A revista americana "Spin" enviou um de seus repórteres à Tailândia, no sudeste asiático, para conhecer as pessoas envolvidas em um dos esportes mais violentos do mundo: o kickboxing. O esporte ficou conhecido pelos filmes do lutador belga Jean-Claude Van Damme. A luta na vida real é mais violenta do que no cinema. Veja como é luta.
As portas de aço já estavam abertas, prontas para deixar os lutadores de vermelho e azul entrarem no ringue. Eram só 4h30.

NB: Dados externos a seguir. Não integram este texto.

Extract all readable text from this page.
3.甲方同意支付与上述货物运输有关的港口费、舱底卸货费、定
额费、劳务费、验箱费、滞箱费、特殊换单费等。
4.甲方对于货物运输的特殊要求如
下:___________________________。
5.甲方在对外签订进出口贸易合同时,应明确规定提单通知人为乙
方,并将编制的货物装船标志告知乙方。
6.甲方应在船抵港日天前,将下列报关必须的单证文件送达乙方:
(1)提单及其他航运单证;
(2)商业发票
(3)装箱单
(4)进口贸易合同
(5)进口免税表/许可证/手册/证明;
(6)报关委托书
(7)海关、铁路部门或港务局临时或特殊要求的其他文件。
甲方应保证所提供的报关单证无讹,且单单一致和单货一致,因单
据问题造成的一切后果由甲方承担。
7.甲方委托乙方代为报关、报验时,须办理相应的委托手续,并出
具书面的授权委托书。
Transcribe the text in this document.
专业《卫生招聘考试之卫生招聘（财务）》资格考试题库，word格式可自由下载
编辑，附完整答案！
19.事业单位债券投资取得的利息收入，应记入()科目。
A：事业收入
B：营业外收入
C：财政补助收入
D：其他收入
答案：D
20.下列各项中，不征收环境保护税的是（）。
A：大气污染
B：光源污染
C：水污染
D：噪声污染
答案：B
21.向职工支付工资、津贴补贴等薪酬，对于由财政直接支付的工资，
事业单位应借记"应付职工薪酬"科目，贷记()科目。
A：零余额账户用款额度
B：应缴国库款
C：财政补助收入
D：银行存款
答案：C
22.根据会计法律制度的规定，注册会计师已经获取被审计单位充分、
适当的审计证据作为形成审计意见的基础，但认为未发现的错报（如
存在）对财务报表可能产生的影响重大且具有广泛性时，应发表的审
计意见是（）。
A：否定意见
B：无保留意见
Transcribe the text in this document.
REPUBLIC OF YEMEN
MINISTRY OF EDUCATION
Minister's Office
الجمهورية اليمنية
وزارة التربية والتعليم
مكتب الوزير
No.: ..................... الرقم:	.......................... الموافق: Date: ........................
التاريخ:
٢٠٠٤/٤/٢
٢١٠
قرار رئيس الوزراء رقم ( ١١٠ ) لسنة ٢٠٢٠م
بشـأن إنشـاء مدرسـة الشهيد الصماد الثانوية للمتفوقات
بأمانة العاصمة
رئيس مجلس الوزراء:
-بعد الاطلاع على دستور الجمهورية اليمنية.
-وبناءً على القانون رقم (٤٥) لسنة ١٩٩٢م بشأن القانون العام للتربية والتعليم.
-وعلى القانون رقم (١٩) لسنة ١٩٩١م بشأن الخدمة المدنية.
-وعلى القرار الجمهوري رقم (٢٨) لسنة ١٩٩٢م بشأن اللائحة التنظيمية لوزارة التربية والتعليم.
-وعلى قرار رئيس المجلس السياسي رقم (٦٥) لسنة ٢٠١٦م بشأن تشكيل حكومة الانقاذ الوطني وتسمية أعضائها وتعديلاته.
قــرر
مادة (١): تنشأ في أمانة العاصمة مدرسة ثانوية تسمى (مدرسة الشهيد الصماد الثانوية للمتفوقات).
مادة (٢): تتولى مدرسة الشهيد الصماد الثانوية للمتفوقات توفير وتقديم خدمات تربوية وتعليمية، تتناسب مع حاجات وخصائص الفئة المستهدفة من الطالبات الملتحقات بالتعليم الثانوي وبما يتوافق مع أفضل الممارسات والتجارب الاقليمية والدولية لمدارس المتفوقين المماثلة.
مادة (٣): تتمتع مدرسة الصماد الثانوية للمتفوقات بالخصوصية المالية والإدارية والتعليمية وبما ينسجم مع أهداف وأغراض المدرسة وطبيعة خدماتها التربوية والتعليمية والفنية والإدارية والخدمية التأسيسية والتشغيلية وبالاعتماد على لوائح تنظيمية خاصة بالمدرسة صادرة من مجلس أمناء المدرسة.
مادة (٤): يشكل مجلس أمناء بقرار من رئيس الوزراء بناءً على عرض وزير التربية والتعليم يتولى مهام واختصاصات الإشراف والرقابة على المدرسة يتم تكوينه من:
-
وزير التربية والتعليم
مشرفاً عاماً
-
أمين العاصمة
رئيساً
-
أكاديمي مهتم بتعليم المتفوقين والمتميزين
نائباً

Os lugares numerados ao lado do ringue custavam 600 bhats (cerca de US$ 24), mas parte deles formavam um setor especial para familiares, treinadores e amigos dos lutadores, que pouco depois estariam boquiabertos, pulando e gritando "ooooh".
O círculo de numeradas era cercado por uma grade, através da qual os pagantes do setor seguinte (320 bhats), conseguiam enxergar mais ou menos.
Atrás e acima desse setor intermediário havia outra grade, demarcando as arquibancadas onde se amontoavam as massas pagadoras de 120 bhats.
Os dois lutadores entraram no ringue, usando grinaldas e vestes azuis com remates amarelos. Fizeram uma reverência a Buda. Usavam calções vermelho e azul sob as vestes.
Enquanto alguém tocava pratos e outra pessoa soprava num instrumento de som alto e cavernoso, eles se ajoelharam, cada um em seu canto, bebendo água. Joelhos esbeltos movimentando-se como uma dança, o bater duro de um pé contra uma costela –era tão diferente das lutas de boxe que eu havia visto nos EUA, onde eles apenas socam as pessoas.
Mas também tão semelhante, porque aqui também as pessoas aplaudem quando seu herói consegue dar um golpe, e também sempre há um perdedor.
Quando tocou o sininho marcando o fim do primeiro round, os treinadores de Azul jogaram água sobre ele, incentivando e acariciando-o. No fim do segundo round ele teve um arrepio. Já estava mais mole.
No fim do terceiro round ele ficou olhando para seus pés e mal se mexeu quando jogaram água fria sobre sua cabeça. Respirava ofegante, e se apoiou nas cordas quando o levantaram.
No início do quarto round ele deu uma joelhada na virilha de Vermelho, e depois outra em seu quadril. Vermelho não gritou. Os lutadores nunca gritam. Eles têm no rosto a expressão de quem suporta dor: resoluta, fechada.
Vermelho conseguiu colocar um braço em volta do pescoço de Azul. Vermelho o socava por trás e o jogou ao chão. Azul e Vermelho se agarravam pelos pescoços, apertando seus joelhos em volta das pernas e nádegas do outro. Parecia alguma nova e terrível forma de fazer amor.
No fim daquele round, os braços de Azul pareciam galhos mortos. Seus olhos bem abertos não tinham qualquer expressão.
No quinto round, Vermelho deu uma joelhada no rim de Azul. Vermelho atirou Azul contra as cordas e o árbitro acabou por separá-los.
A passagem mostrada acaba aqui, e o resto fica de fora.